Bluestripe Pipefish

ANIMAL:
Bluestripe Pipefish Doryrhampus excisus

Type of Animal:
Pipefish

Habitat:
Reefs, reef crevices, tidepools, lagoons, coral gutters

Location(s):
Indo-Pacific & tropical/subtropical Pacific

Appearance:
Pipe-like body, orange to reddish body w/ signature bluish mid-lateral stripe, maroon to red fan-like tail w/ variable markings, elongated snout, females have smoother snouts while males have more hooky bumped snouts

Food/Diet:
Cyclops, mysid shrimp, brine shrimp, copepods, copepod eggs, fish eggs, zooplankton, fish parasites

Status in Wild:
Stable

Conservation:
Breeding in aquariums, aquaculture, & zoos.
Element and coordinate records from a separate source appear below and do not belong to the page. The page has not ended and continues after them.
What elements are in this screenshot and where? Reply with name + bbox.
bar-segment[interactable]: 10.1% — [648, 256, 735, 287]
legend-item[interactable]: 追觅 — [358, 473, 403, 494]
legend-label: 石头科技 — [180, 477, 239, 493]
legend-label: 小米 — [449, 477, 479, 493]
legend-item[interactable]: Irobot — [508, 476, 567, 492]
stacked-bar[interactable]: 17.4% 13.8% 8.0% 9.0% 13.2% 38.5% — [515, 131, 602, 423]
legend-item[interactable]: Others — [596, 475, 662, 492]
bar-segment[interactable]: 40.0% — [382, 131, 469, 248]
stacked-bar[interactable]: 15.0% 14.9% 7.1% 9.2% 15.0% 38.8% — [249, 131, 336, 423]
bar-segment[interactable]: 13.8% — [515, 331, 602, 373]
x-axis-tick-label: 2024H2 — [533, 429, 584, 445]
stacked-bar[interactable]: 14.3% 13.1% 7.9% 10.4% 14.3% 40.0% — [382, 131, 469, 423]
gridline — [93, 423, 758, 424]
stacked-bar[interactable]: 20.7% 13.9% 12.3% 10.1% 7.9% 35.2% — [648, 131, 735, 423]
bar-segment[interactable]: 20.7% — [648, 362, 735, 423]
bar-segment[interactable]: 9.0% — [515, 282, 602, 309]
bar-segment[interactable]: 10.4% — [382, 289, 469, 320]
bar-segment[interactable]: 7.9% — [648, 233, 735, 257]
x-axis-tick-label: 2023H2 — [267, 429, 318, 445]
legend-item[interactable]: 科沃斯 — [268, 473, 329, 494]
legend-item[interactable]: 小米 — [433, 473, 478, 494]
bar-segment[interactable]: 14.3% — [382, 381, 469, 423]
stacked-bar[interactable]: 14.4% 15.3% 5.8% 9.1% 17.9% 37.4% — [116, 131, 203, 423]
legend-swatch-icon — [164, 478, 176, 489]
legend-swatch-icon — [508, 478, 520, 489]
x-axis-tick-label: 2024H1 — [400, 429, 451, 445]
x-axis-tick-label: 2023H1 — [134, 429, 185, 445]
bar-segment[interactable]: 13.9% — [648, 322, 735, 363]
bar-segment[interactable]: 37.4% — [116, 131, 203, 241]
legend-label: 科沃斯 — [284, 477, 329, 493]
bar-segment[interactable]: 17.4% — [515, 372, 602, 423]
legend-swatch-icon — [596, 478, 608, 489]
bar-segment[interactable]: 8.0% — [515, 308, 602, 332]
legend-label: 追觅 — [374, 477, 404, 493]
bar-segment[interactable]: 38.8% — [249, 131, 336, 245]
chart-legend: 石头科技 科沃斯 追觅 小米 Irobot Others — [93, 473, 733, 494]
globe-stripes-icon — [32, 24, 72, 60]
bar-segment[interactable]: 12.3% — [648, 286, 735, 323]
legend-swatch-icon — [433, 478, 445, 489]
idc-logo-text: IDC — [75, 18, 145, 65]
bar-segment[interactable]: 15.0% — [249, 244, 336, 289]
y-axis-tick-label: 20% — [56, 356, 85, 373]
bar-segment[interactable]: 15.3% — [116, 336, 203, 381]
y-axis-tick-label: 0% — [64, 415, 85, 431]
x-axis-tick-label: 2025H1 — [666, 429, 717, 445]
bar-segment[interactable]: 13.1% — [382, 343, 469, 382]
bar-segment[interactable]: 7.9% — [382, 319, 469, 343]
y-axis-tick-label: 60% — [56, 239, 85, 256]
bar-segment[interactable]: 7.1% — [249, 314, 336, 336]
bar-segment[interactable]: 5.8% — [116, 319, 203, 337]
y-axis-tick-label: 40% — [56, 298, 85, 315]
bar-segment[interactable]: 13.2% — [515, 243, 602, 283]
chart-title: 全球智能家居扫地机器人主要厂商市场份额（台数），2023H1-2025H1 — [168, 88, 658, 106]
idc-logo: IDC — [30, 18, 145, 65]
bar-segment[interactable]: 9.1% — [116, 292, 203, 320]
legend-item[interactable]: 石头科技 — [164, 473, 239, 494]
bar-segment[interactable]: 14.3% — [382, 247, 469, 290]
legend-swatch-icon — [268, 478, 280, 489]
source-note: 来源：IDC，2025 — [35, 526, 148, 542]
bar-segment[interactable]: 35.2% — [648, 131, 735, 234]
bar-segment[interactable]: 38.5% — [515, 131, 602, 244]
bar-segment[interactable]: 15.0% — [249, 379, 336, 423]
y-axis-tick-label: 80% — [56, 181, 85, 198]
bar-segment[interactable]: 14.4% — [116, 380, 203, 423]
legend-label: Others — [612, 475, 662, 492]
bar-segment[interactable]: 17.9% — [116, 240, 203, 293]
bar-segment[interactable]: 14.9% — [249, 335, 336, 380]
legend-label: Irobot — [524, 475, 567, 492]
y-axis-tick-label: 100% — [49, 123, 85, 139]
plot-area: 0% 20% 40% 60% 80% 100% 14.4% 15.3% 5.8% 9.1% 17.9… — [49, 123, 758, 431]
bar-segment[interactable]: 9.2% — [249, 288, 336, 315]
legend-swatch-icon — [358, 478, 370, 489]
Captive breeding reducing demand for wild-caught fish.


Lifestyle:
Male-female pairs

Additional Info:

Called:
Male: Seastallion
Female: Seamare
Young: Fry
Group: Pair

Height:
Adult: 2.7 in
Young: 0.7 in

Gestation:
3 weeks

Life Span:
5-10 years

Body Length:
Adult: 2.7 in
Young: 0.7 in

Snout Length:
0.9 in

Tail Length:
1.5 in

Main predators are brain corals, fish, crabs, & large shrimp. Adults will eat fry.

Males are territorial & sometimes fight to the death. Females also fight fiercely.

These fish are in the same family as seahorses.

Also called Blue-and-Orange Cleaner Pipefish, Flagtail Pipefish, Pacific Blue-Stripe Pipefish, & Black-Sided Pipefish.

These fish engage in mutualistic relationships w/ larger fish in which they inspect for parasites, w/ the pipefish getting a meal & the client fish having less parasite. Pairs often have cleaning stations.

Prior to spawning, pairs engage in elaborate courtship dances.

During spawning, females deposit eggs into male’s breeding pouch. After 3 weeks, male gives birth to 40-150 fry.

Most active at dawn & dusk (crepuscular).

Advertise presence to potential clients by bobbing up & down & swimming in waving motion.

While stable, potential threats such as over-collection for aquarium trade, medicine trade, & use as souvenirs loom.

These are very peaceful fish.

Coloration becomes more heightened during courtship.

When fry hatch, they’re free-swimming. 

Use tube-like snout to ingest food.

These fish are very shy & secretive in the wild & in captivity.

They rely on sight to feed.

Fun Fact(s):
They can move their eyes independently.

These are not the easiest fish to keep & are best left for expert aquarists.